Myth 3. Anything remotely solid is bulletproof
Clip: Grosse Pointe Blank, 1997
Tip: Avoid pissing off anyone with a gun and a bad temper, and if you do, don't follow Hollywood's guide on where to hide...
Such as when John Cusack hides behind all those potato chips in Grosse Pointe Blank. Or when Marty uses a stove plate as a bullet proof vest in Back to the Future. Or when everyone ever ducks down behind a car door to hide from a shower of bullets, because cars are only penetrated by gunshots when you shoot them in the right spot, obvs.
Myth 4. Chloroform will knock someone out instantly
Clip: Ace Ventura Pet Detective, 1994
Tip: Plan ahead.
Unlike the movies make you believe, chloroform does not work instantly, in fact it can take up to 5 minutes to feel the effects. This means that the attacker would have to be super strong to hold their struggling victim down, with the rag in place, for a pretttty long period of time before they passed out.

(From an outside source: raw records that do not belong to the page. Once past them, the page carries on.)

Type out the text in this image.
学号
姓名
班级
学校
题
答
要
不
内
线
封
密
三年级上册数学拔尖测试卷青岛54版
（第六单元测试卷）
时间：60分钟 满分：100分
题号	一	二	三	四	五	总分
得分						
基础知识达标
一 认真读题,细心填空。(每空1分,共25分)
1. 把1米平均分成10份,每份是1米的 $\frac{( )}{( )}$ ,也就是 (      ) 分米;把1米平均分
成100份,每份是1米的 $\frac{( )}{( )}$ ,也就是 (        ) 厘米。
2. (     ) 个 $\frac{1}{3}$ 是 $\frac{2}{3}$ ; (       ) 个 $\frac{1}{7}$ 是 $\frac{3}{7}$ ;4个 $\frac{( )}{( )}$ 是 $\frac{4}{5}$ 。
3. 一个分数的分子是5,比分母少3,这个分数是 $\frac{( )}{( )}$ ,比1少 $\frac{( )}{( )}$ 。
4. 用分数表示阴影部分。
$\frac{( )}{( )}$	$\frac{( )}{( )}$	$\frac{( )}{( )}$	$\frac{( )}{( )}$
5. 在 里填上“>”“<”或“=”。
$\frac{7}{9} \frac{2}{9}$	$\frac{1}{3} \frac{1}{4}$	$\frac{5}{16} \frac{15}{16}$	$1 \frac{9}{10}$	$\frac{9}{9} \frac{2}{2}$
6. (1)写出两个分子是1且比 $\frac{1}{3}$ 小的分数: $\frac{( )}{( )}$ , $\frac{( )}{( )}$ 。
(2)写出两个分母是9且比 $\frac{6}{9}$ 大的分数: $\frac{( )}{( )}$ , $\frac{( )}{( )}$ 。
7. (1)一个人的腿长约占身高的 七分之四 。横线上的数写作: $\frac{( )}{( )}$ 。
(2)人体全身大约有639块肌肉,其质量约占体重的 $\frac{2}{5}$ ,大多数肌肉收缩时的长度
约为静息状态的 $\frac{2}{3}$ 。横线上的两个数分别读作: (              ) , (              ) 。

Myth 5. Defibrillating will bring a flatliner back from the dead
Clip: One Life to Live, 1968–2013
Tip: If this was a real thing, they'd be called something far cooler like de-deather or de-lawsofnaturer.
To paraphrase one Redditer, trying to defib a flatliner is like trying to turn on a machine that isn't plugged in.
Myth 6. Using a silencer transforms epic gunshots into silent whispers
Clip: No Country For Old Men, 2007
Tip: Listen to what the use of a silencer really sounds like.
Adding a silencer onto a gun transforms the deafening bang into a kitten like pffft, according to most James Bond films and the No Country For Old Men clip above. In reality, there's no covering the sound effects of gun powder, it's always gonna be really, really, bloody loud.